RUCK & MAUL

Kane Douglas

Kane Douglas ... one of several new faces in the Wallabies' squad. Photo: Getty Images

The Wallabies have certainly discovered this season whether there is actually any depth in Australian rugby. In a season in which the Test team has been decimated by injury, the Wallabies have, in the course of eight internationals, been forced to select 36 different players. That includes 10 new caps, with the latest being Waratahs second-rower Kane Douglas. The other newcomers have been Luke Morahan, Joe Tomane, Mike Harris, Dan Palmer, Michael Hooper, Liam Gill, Cooper Vuna, Dave Dennis and Dom Shipperley. What is most disconcerting is the long list of unavailable players through injury. At the moment, 27 prospective Test players cannot be picked. You can even select a reasonable Wallabies unavailable line-up. From fullback: Lachie Turner, Drew Mitchell, Rob Horne, Christian Lealiifano, Tomane, James O'Connor, Will Genia, Wycliff Palu, David Pocock, Ben McCalman, James Horwill, Sitaleki Timani, Palmer or Salesi Ma'afu, Stephen Moore, Sekope Kepu.

Tahs interview gripe

As Michael Cheika prepares to be fitted for a Waratahs head coach's tracksuit, there have been rumblings among those candidates who have missed out. One aspiring coach still hoping for an assistant coaching gig at Moore Park has told his mates that the Waratahs interview process was ''a farce''. He was also amazed that one high-ranking Waratahs official was not allowed to question him during the interview.

Beer with a kick

A long-time Wallabies fan called in to say he and his friends have been involved in a drinking game in which each time an Australian player kicks a grubber, they have a beer. They have no recollection of the second half of any recent Australian Test.

Kane's curve ball

On the day Kane Douglas discovered he was the latest new Wallaby, he found out that you have to be prepared for anything at media conferences. One of the visiting Argentine media corp threw Douglas a real curve ball when he asked: ''Who do you think will win the Test match - Argentina or Australia?" Douglas naturally looked stunned, asking back: ''Who do I think is going to win?'' ''Yes,'' the visiting media man nodded. With Wallabies coach Robbie Deans standing nearby, Douglas blocked it away by saying: ''We know it's going to be tough, but we know we can do it.'' And a bit of trivia about one of his Wallabies forward teammates. South Australia is not exactly a rugby hotbed, but it can at least boast that the Wallabies back-up flanker Liam Gill played his first game of rah-rah in Adelaide.

Stretches and drills

The Wallabies have been hard at it during their week of training at the Southport School. Also hard at it were two locals who briefly stopped Wallabies training on Tuesday. Several players noticed that a car parked on a street nearby had begun to shake, rattle and roll. On inspection, they discovered a couple involved in some old-fashioned humpy magumpy. For those innocent Wallabies unsure of what was going on, confirmation came when the male occupant of the car opened the door to pull up his pants.

Sticky night ahead

It could be a tense Australian Rugby Union delegates' box at the Gold Coast Test tomorrow night, especially with several board members being caught out trying to undermine the chief executive, John O'Neill. At least two have been voicing their concerns about the ARU's direction, but it still appears most of the board supports O'Neill. An aspiring director has also been accused of interfering in the Waratahs coaching appointment process, which has deeply upset one of those involved in finding Michael Foley's successor.

Rumours

■ Strong mail that the first match of next year's Super Rugby competition will be between the Reds and the Brumbies.

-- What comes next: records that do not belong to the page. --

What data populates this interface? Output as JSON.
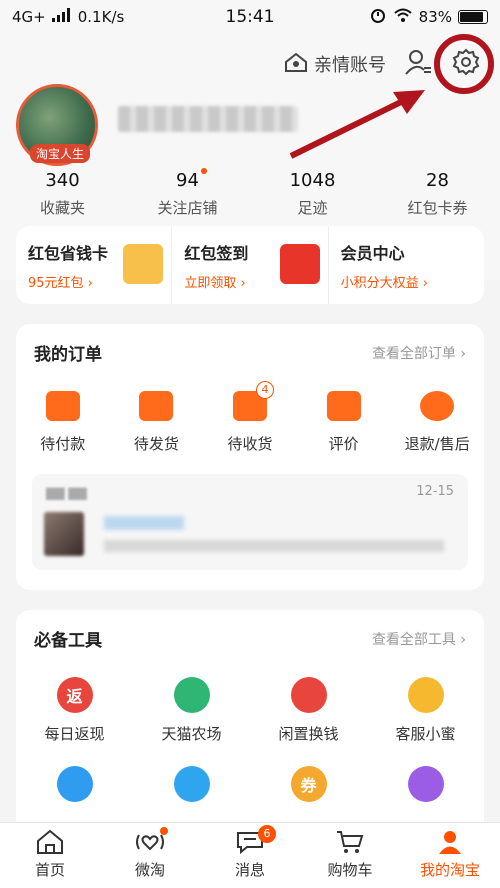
{
  "status_bar": {
    "network": "4G+",
    "speed": "0.1K/s",
    "time": "15:41",
    "battery": "83%"
  },
  "header": {
    "family_account": "亲情账号",
    "avatar_tag": "淘宝人生"
  },
  "stats": [
    {
      "value": "340",
      "label": "收藏夹"
    },
    {
      "value": "94",
      "label": "关注店铺"
    },
    {
      "value": "1048",
      "label": "足迹"
    },
    {
      "value": "28",
      "label": "红包卡券"
    }
  ],
  "promos": [
    {
      "title": "红包省钱卡",
      "sub": "95元红包 ›"
    },
    {
      "title": "红包签到",
      "sub": "立即领取 ›"
    },
    {
      "title": "会员中心",
      "sub": "小积分大权益 ›"
    }
  ],
  "orders": {
    "title": "我的订单",
    "link": "查看全部订单 ›",
    "items": [
      {
        "label": "待付款"
      },
      {
        "label": "待发货"
      },
      {
        "label": "待收货",
        "badge": "4"
      },
      {
        "label": "评价"
      },
      {
        "label": "退款/售后"
      }
    ],
    "logistics_date": "12-15"
  },
  "tools": {
    "title": "必备工具",
    "link": "查看全部工具 ›",
    "items": [
      {
        "label": "每日返现",
        "glyph": "返",
        "color": "#e8453c"
      },
      {
        "label": "天猫农场",
        "glyph": "",
        "color": "#2fb574"
      },
      {
        "label": "闲置换钱",
        "glyph": "",
        "color": "#e8453c"
      },
      {
        "label": "客服小蜜",
        "glyph": "",
        "color": "#f5b82e"
      },
      {
        "label": "",
        "glyph": "",
        "color": "#2f9cf0"
      },
      {
        "label": "",
        "glyph": "",
        "color": "#2fa5f0"
      },
      {
        "label": "",
        "glyph": "券",
        "color": "#f5a82e"
      },
      {
        "label": "",
        "glyph": "",
        "color": "#9b5de5"
      }
    ]
  },
  "tabbar": {
    "items": [
      {
        "label": "首页"
      },
      {
        "label": "微淘"
      },
      {
        "label": "消息",
        "badge": "6"
      },
      {
        "label": "购物车"
      },
      {
        "label": "我的淘宝"
      }
    ]
  },
  "colors": {
    "accent": "#ff5000",
    "highlight": "#b0141c"
  }
}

■ You can't stop Radio. This notorious provincial official who can't keep his mouth shut has upset players by leaking, via his mate The Wizard on social media, that an ironwoman and a star rugby performer have again become very pally. Now Radio's biggest defender has gone AWOL. He won't even return the provincial coach's calls.

■The thirst of a high-ranking official for Bloody Mary after Bloody Mary on the morning of the Perth Test astounded onlookers.